L'énervement semble gagner les responsables de la santé publique : «A différentes reprises (10 juin 1964, 9 septembre 1964, 7 mai 1965) nous étions déjà intervenus auprès de M. le ministre des Finances pour lui demander de vous faire part de sa position à ce sujet. A ce jour aucune réponse ne nous a été faite.»

«C'est normal, estime aujourd'hui le professeur Albert Hirsch (hôpital Saint-Louis, Paris), il y a une communauté de culture et de pensée entre les inspecteurs des finances et les directeurs généraux du Seita, et qui a continué après la privatisation de 1995.» «Jean-Dominique Comolli, le coprésident français actuel d'Altadis, ex-Seita, est un ancien directeur des douanes», précise le professeur Gérard Dubois, président du Comité national contre le tabagisme (2). Les directeurs successifs du Seita ont toujours soigneusement évité de s'aventurer sur ce terrain de la santé publique. omme Pierre Millet, en 1973, dans la Revue des tabacs : interrogé sur le tabagisme et ses risques pour la santé, il pouvait estimer sans contradiction qu'«un fumeur vivant à la campagne n'a pas plus de chances d'être atteint d'un cancer du poumon qu'un non-fumeur vivant à la ville».

Comme Francis Eyraud, qui, répondant aux questions du Monde, le 30 septembre 1987, niait toute valeur objective au récent rapport sur le tabagisme des professeurs Maurice Tubiana et Albert Hirsch : «Il n'était pas du tout conforme à ce qu'en avait laissé entendre M. Hirsch. Ce n'est pas le produit d'un travail scientifique. C'est un rapport de convictions a priori. On ne peut pas établir, comme le fait le professeur Hirsch, que le tabac est à l'origine de 53 000 morts chaque année en France. C'est absolument non scientifique.»

Aujourd'hui encore, sollicité à plusieurs reprises par Le Figaro, Altadis (ex-Seita privatisé, devenu un groupe européen) n'a pu nous trouver l'interlocuteur pour commenter cette période historique ou nous préciser si la firme considère bien le tabac comme responsable de maladies. Retour à l'histoire. Nous sommes en 1970, soit plus de quinze ans après les premières études. Le docteur Charbonneau, conseiller technique au ministère de la Santé, a demandé au directeur général de la santé de rappeler par lettre au ministre des Finances que «les méfaits du tabac ne pourront pas être cachés davantage au public».

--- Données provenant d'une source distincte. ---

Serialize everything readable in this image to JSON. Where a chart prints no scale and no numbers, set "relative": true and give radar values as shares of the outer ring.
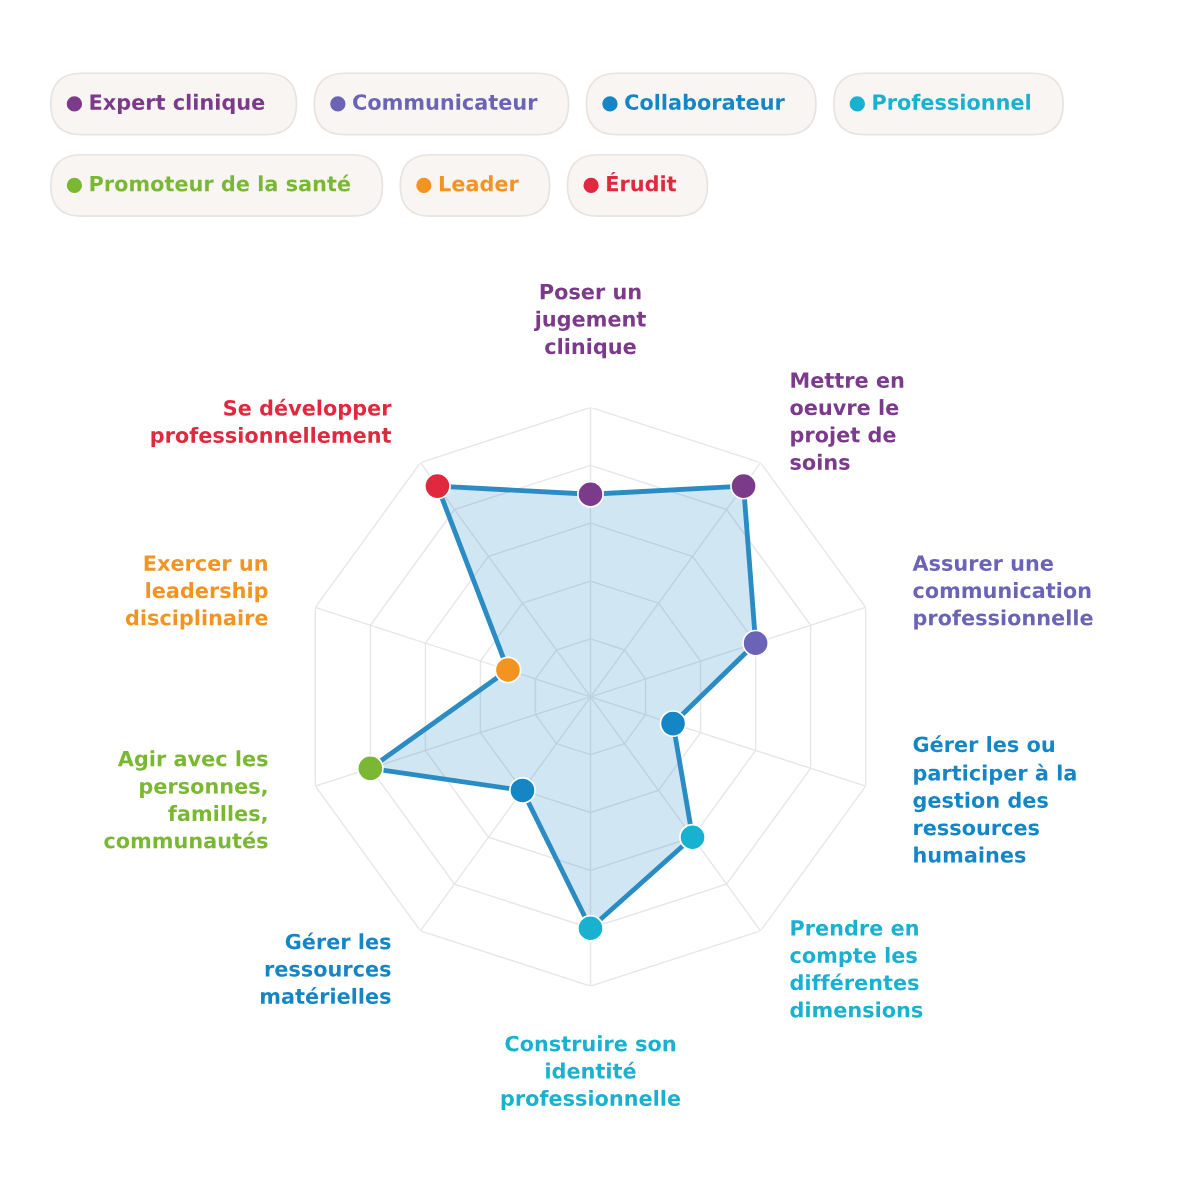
{
  "chart_data": {
    "type": "radar",
    "relative": true,
    "grid": true,
    "marker": "circle",
    "categories": [
      "Poser un\njugement\nclinique",
      "Mettre en\noeuvre le\nprojet de\nsoins",
      "Assurer une\ncommunication\nprofessionnelle",
      "Gérer les ou\nparticiper à la\ngestion des\nressources\nhumaines",
      "Prendre en\ncompte les\ndifférentes\ndimensions",
      "Construire son\nidentité\nprofessionnelle",
      "Gérer les\nressources\nmatérielles",
      "Agir avec les\npersonnes,\nfamilles,\ncommunautés",
      "Exercer un\nleadership\ndisciplinaire",
      "Se développer\nprofessionnellement"
    ],
    "series": [
      {
        "color": "#2b8cc4",
        "values": [
          0.7,
          0.9,
          0.6,
          0.3,
          0.6,
          0.8,
          0.4,
          0.8,
          0.3,
          0.9
        ],
        "colors": [
          "#7b3a8a",
          "#7b3a8a",
          "#6b63b5",
          "#1486c6",
          "#18b1cf",
          "#18b1cf",
          "#1486c6",
          "#7ab834",
          "#f39321",
          "#e0283f"
        ]
      }
    ],
    "annotations": [
      "Expert clinique",
      "Communicateur",
      "Collaborateur",
      "Professionnel",
      "Promoteur de la santé",
      "Leader",
      "Érudit"
    ]
  }
}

Ce n'est que le 10 décembre 1971 que le cabinet du ministre des Finances Giscard d'Estaing répondra favorablement au ministre de la Santé : «En effet, tuteur du Seita, j'exerce également des responsabilités sur les organismes à vocation générale de protection du consommateur qui ne peuvent se désintéresser des effets sur la santé de certains produits au nombre desquels figurent le tabac et l'alcool.» La mise en oeuvre des campagnes d'avertissements aux fumeurs démarrera en 1972 sous l'égide de Robert Boulin, ministre de la Santé, qui, déjà, écrivait : «Il me paraît contradictoire d'attirer l'attention du public sur la nocivité du tabac et, parallèlement, de solliciter les acheteurs au moyen d'une publicité» qui pousse à la consommation. L'idée de l'interdiction de la publicité aboutissant à la loi Evin était née. Mais sa gestation dura vingt ans.

(1) Le Seita devient en 1980 la Seita, pour Société nationale d'exploitation industrielle du tabac et des allumettes. (2) Auteur du Rideau de fumée, Editions du Seuil, 21 €.